Chronic obstructive pulmonary disease (COPD) is one of the leading causes of morbidity and mortality worldwide. While cigarette smoking is the major environmental risk factor in developed countries, it fails to adequately explain the variability in development of COPD. We and others have found that a substantial portion of COPD risk is due to genetic factors. To discover these genetic risk factors, we combined results from the UK Biobank with the International COPD Genetics Consortium, totalling 35,735 cases and 222,076 controls. We identified 82 genome-wide significant loci, including 35 novel findings, 13 of which were also associated with lung function in an independent sample. Using data on gene regulation in lung tissues, we found supportive evidence for specific genes and lung cell types, and for different effects on specific lung phenotypes from CT scans. We also found 14 COPD loci shared with either asthma or pulmonary fibrosis. Our analyses provide further support to the genetic susceptibility and heterogeneity of COPD.
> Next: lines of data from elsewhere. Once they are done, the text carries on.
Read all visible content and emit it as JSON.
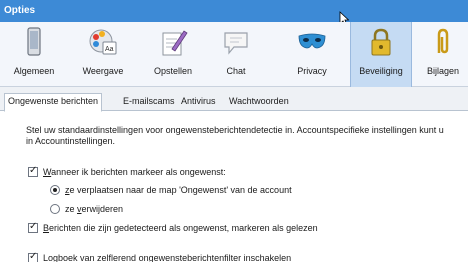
{
  "window": {
    "title": "Opties"
  },
  "toolbar": {
    "items": [
      {
        "label": "Algemeen",
        "icon": "phone-device-icon"
      },
      {
        "label": "Weergave",
        "icon": "palette-icon"
      },
      {
        "label": "Opstellen",
        "icon": "pencil-document-icon"
      },
      {
        "label": "Chat",
        "icon": "chat-bubble-icon"
      },
      {
        "label": "Privacy",
        "icon": "mask-icon"
      },
      {
        "label": "Beveiliging",
        "icon": "padlock-icon"
      },
      {
        "label": "Bijlagen",
        "icon": "paperclip-icon"
      }
    ],
    "active": "Beveiliging"
  },
  "tabs": [
    {
      "label": "Ongewenste berichten"
    },
    {
      "label": "E-mailscams"
    },
    {
      "label": "Antivirus"
    },
    {
      "label": "Wachtwoorden"
    }
  ],
  "content": {
    "description_line1": "Stel uw standaardinstellingen voor ongewensteberichtendetectie in. Accountspecifieke instellingen kunt u",
    "description_line2": "in Accountinstellingen.",
    "mark_as_junk": {
      "prefix": "",
      "accel": "W",
      "rest": "anneer ik berichten markeer als ongewenst:",
      "checked": true
    },
    "move_option": {
      "accel": "z",
      "rest": "e verplaatsen naar de map 'Ongewenst' van de account",
      "selected": true
    },
    "delete_option": {
      "prefix": "ze ",
      "accel": "v",
      "rest": "erwijderen",
      "selected": false
    },
    "mark_read": {
      "accel": "B",
      "rest": "erichten die zijn gedetecteerd als ongewenst, markeren als gelezen",
      "checked": true
    },
    "log_enable": {
      "text": "Logboek van zelflerend ongewensteberichtenfilter inschakelen",
      "checked": true
    }
  },
  "colors": {
    "titlebar": "#3d8ad6",
    "active_tool": "#c5dbf3"
  }
}
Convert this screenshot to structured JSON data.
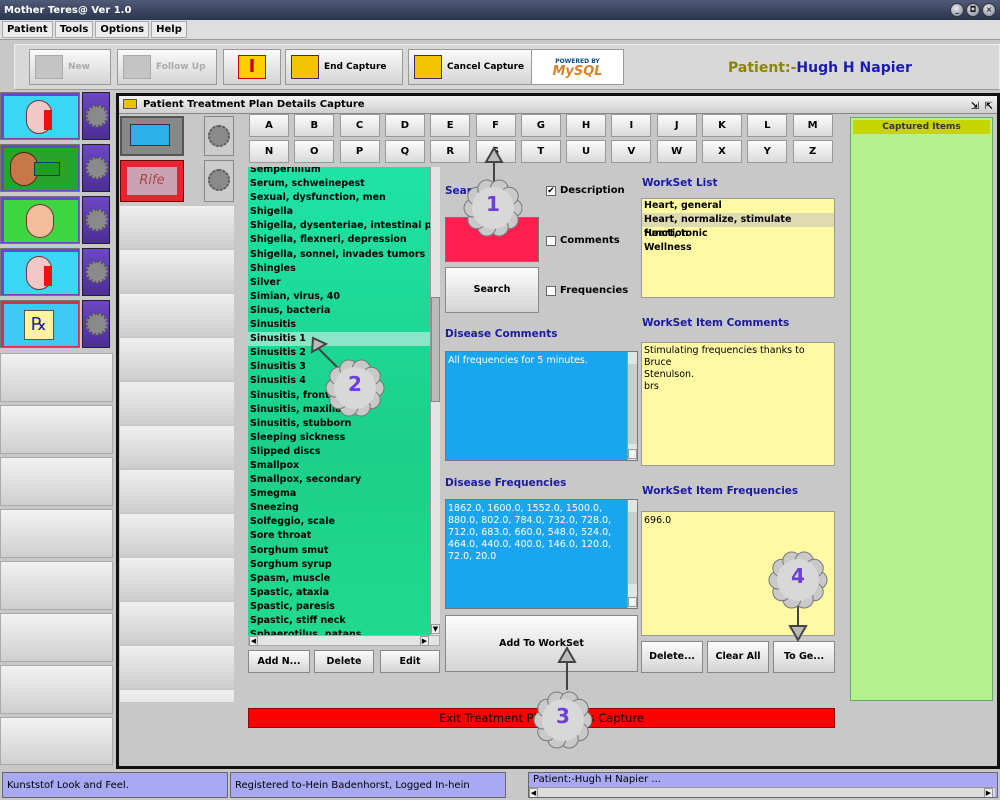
{
  "window": {
    "title": "Mother Teres@ Ver 1.0",
    "controls": [
      "_",
      "◘",
      "×"
    ]
  },
  "menu": [
    "Patient",
    "Tools",
    "Options",
    "Help"
  ],
  "toolbar": {
    "new": "New",
    "follow_up": "Follow Up",
    "end_capture": "End Capture",
    "cancel_capture": "Cancel Capture",
    "mysql_top": "POWERED BY",
    "mysql": "MySQL",
    "patient_prefix": "Patient:-",
    "patient_name": "Hugh H Napier"
  },
  "inner_window": {
    "title": "Patient Treatment Plan Details Capture"
  },
  "letters_row1": [
    "A",
    "B",
    "C",
    "D",
    "E",
    "F",
    "G",
    "H",
    "I",
    "J",
    "K",
    "L",
    "M"
  ],
  "letters_row2": [
    "N",
    "O",
    "P",
    "Q",
    "R",
    "S",
    "T",
    "U",
    "V",
    "W",
    "X",
    "Y",
    "Z"
  ],
  "diseases": [
    "Semperillium",
    "Serum, schweinepest",
    "Sexual, dysfunction, men",
    "Shigella",
    "Shigella, dysenteriae, intestinal problems",
    "Shigella, flexneri, depression",
    "Shigella, sonnel, invades tumors",
    "Shingles",
    "Silver",
    "Simian, virus, 40",
    "Sinus, bacteria",
    "Sinusitis",
    "Sinusitis 1",
    "Sinusitis 2",
    "Sinusitis 3",
    "Sinusitis 4",
    "Sinusitis, frontalis",
    "Sinusitis, maxillaris",
    "Sinusitis, stubborn",
    "Sleeping sickness",
    "Slipped discs",
    "Smallpox",
    "Smallpox, secondary",
    "Smegma",
    "Sneezing",
    "Solfeggio, scale",
    "Sore throat",
    "Sorghum smut",
    "Sorghum syrup",
    "Spasm, muscle",
    "Spastic, ataxia",
    "Spastic, paresis",
    "Spastic, stiff neck",
    "Sphaerotilus, natans"
  ],
  "selected_index": 12,
  "list_buttons": {
    "add": "Add N...",
    "delete": "Delete",
    "edit": "Edit"
  },
  "search": {
    "label": "Search",
    "button": "Search",
    "opt_description": "Description",
    "opt_comments": "Comments",
    "opt_frequencies": "Frequencies",
    "description_checked": true,
    "comments_checked": false,
    "frequencies_checked": false
  },
  "disease_comments": {
    "header": "Disease Comments",
    "text": "All frequencies for 5 minutes."
  },
  "disease_frequencies": {
    "header": "Disease Frequencies",
    "text": "1862.0, 1600.0, 1552.0, 1500.0, 880.0, 802.0, 784.0, 732.0, 728.0, 712.0, 683.0, 660.0, 548.0, 524.0, 464.0, 440.0, 400.0, 146.0, 120.0, 72.0, 20.0"
  },
  "add_to_workset": "Add To WorkSet",
  "workset": {
    "header": "WorkSet List",
    "items": [
      "Heart, general",
      "Heart, normalize, stimulate function",
      "Heart, tonic",
      "Wellness"
    ],
    "selected_index": 1
  },
  "workset_comments": {
    "header": "WorkSet Item Comments",
    "line1": "Stimulating frequencies thanks to Bruce",
    "line2": "Stenulson.",
    "line3": "brs"
  },
  "workset_frequencies": {
    "header": "WorkSet Item Frequencies",
    "text": "696.0"
  },
  "workset_buttons": {
    "delete": "Delete...",
    "clear": "Clear All",
    "to_ge": "To Ge..."
  },
  "captured": {
    "header": "Captured Items"
  },
  "exit": {
    "label": "Exit Treatment Plan Details Capture"
  },
  "callouts": [
    "1",
    "2",
    "3",
    "4"
  ],
  "status": {
    "left": "Kunststof Look and Feel.",
    "middle": "Registered to-Hein Badenhorst, Logged In-hein",
    "right": "Patient:-Hugh H Napier ..."
  },
  "colors": {
    "list_bg": "#1fe3a6",
    "blue_box": "#1aa6ef",
    "yellow_box": "#fff9a3",
    "exit_bar": "#ff0000",
    "captured_bg": "#b4f28e",
    "header_blue": "#1a1aa0",
    "patient_name": "#1a1ab4"
  }
}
Genome-wide integrative and network-based approaches to obstructive lung diseases and their comorbidities
Chronic obstructive pulmonary disease (COPD) and asthma are the two most common obstructive lung diseases in the world, and cause an enormous burden to society. These diseases have unique but also shared characteristics and risk factors. The goal of this proposal is to leverage our expertise in lung disease, genetics, and network modeling to find new unique and shared genetic variants for these diseases. This research will contribute to knowledge about the heterogeneity and susceptibility to two major obstructive lung diseases and their comorbidities. We will obtain data on genetics, lung function, body measurement and composition, and co-morbid diseases (such as cardiac disease) from the UK Biobank. We will combine this data with our existing data COPD, asthma, and comorbidities, to examine genetics common or distinct to asthma, COPD, and specific comorbidities, such as obesity and wasting. Finally, we will use network methods to build disease modules and identify shared and distinct networks. We will analyze the full cohort with available genetic and phenotypic measurements.